I received my new Drivers License today which means that I’m officially a doctor certified, government recognized woman! It also means I’m done with phase 1 of changing my name and gender marker. But you wouldn’t believe how complex the steps to get there can be. Here’s what it takes in Washington.
First I had to research the process and figure out which dependencies were built in so that I could get the necessary documents at the correct government office in the right order. Then I had to go to my doctor to get the required letters and signatures.
Step one was going to the local County Courthouse and filing a Petition for Name Change which had to be submitted by 11 am if I wanted a same-day hearing and I had to pay $215 in cash to get the 4 certified copies I would need later on. Then I had to come back at 1:15 to have a judge have me attest on the record that I wasn’t changing my name to commit fraud or escape debt. Then I waited around in the lobby while my documents were processed.
Once I had the name change, I was able to submit my passport renewal in the same office but I nearly made the mistake of filling out the renewal form because that’s what the online steps indicate if you say you are changing your name. In order to find the correct steps you have to find the deeply hidden page on how to change your gender which tells you to submit the application for a NEW passport (Form DS11) in person and means you can’t use the online wizard completely (you have to tell it you don’t have a former passport and then correct it by hand after you print) or submit by mail. I also had to be prepared with a new passport photo which cost me $15, a letter from my physician certifying that I had medically transitioned, and pay $145 in the form of 2 checks to submit along with my previous passport which means I can’t fly abroad until the new one arrives.
Then I proceeded to the local Social Security office where I waited for an hour in a crowded lobby full of armed officers to submit my Application for a Social Security Card showing the correct gender which required me to show my court order along with another copy of the letter from my doctor certifying my medical transition. Luckily that process was free.
Then I proceeded to the Department of Licensing to update my Drivers License only to find out that to update an Enhanced ID (necessary for flying soon), I needed to wait for the new Social Security Card to arrive in the mail. So I came back a week later and waited in line a second time to submit yet another Change of Gender Designation Form with my physician’s signature along with another copy of the court order and a $10 fee.
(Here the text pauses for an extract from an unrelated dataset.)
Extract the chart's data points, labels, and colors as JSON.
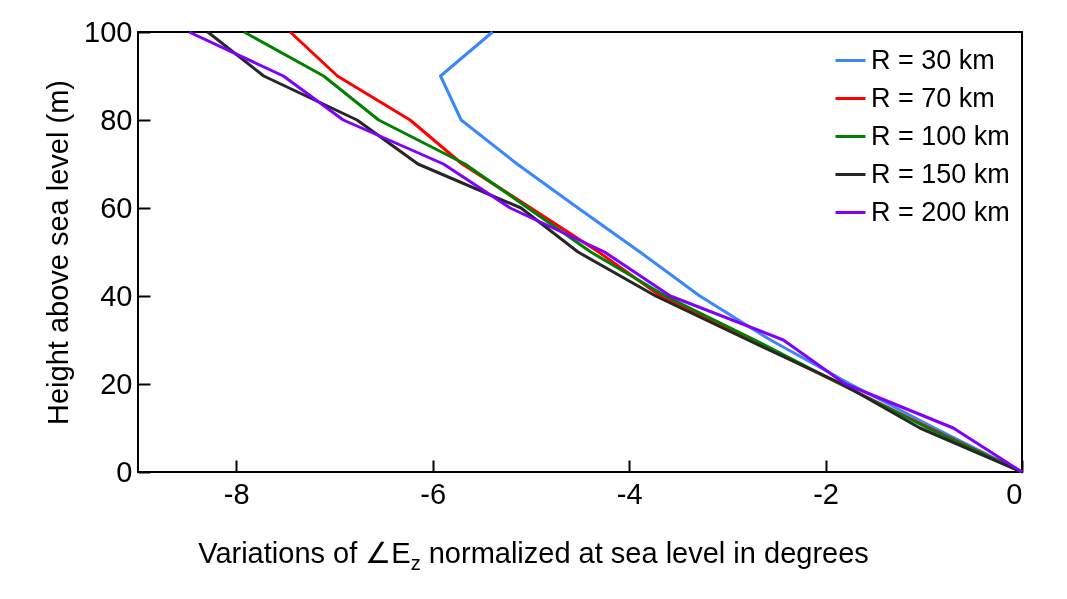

Luckily for my Birth Certificate, I was able to mail in the Request to Change Sex Designation on a Birth Certificate for an Adult which had to be notarized but luckily doesn’t require a doctor to sign anything now in Washington. I did have to pay another $20 by check if I wanted to get a copy however.
All told, this is how much effort it took:
- Research Time: 3 hours
- Number of Offices: 4
- Wait Time in Lobbies: 2 hours
- Cost: $425
Now I get to move to phase 2 where I contact all the various places that have my old name such as banks, medical providers, online accounts, etc. to get them to update my name and gender as well. I’m exhausted just thinking about it!
If you would like to help support my transition costs, you can donate at https://www.gofundme.com/f/haven-gender-confirmation-treatments
One thought on “What it takes to change your government gender”
You’re doing everything better than I have. For expediency’s sake, I have done a lot of the name change, but not so much with the gender marker. I ran into a big problem because the woman at the social security office marked me as female when I was setting everything up for social security and medicare. I didn’t have the necessary documentation to be “officially” female at the time, but I guess I must have had one of those rare passing moments with the woman who was looking at me through the bulletproof security glass. I ended up losing my Medicare for a while, until I finally convinced the fourth person I talked to that it would have been impossible for me to declare a gender change without the proper documentation, and that it was that woman’s fault for checking me off.
In truth, I do not see the need for a gender marker on anything. If I can present myself any way I please, and my picture ID shows me that way, that’s all anybody needs in order to ID me. Other than for statistical purposes, the gender on a birth certificate doesn’t mean much, either. It’s pretty clear, by now, that it’s a 50/50 split, and trans would balance out between mtf and ftm.
When I went to court for my name change, the judge was so great. Instead of calling out my dead name, she just motioned for me to approach the bench, and asked me all of the legal questions privately. Then she made a little speech to everybody about how rare it was for her to rule on a case that was so positive and affirming, and that had no losers. She finished by introducing me to the full courtroom, much like is done at a wedding, using my new full name. I left the courtroom to a round of applause, and it was all I could do to hold back the tears.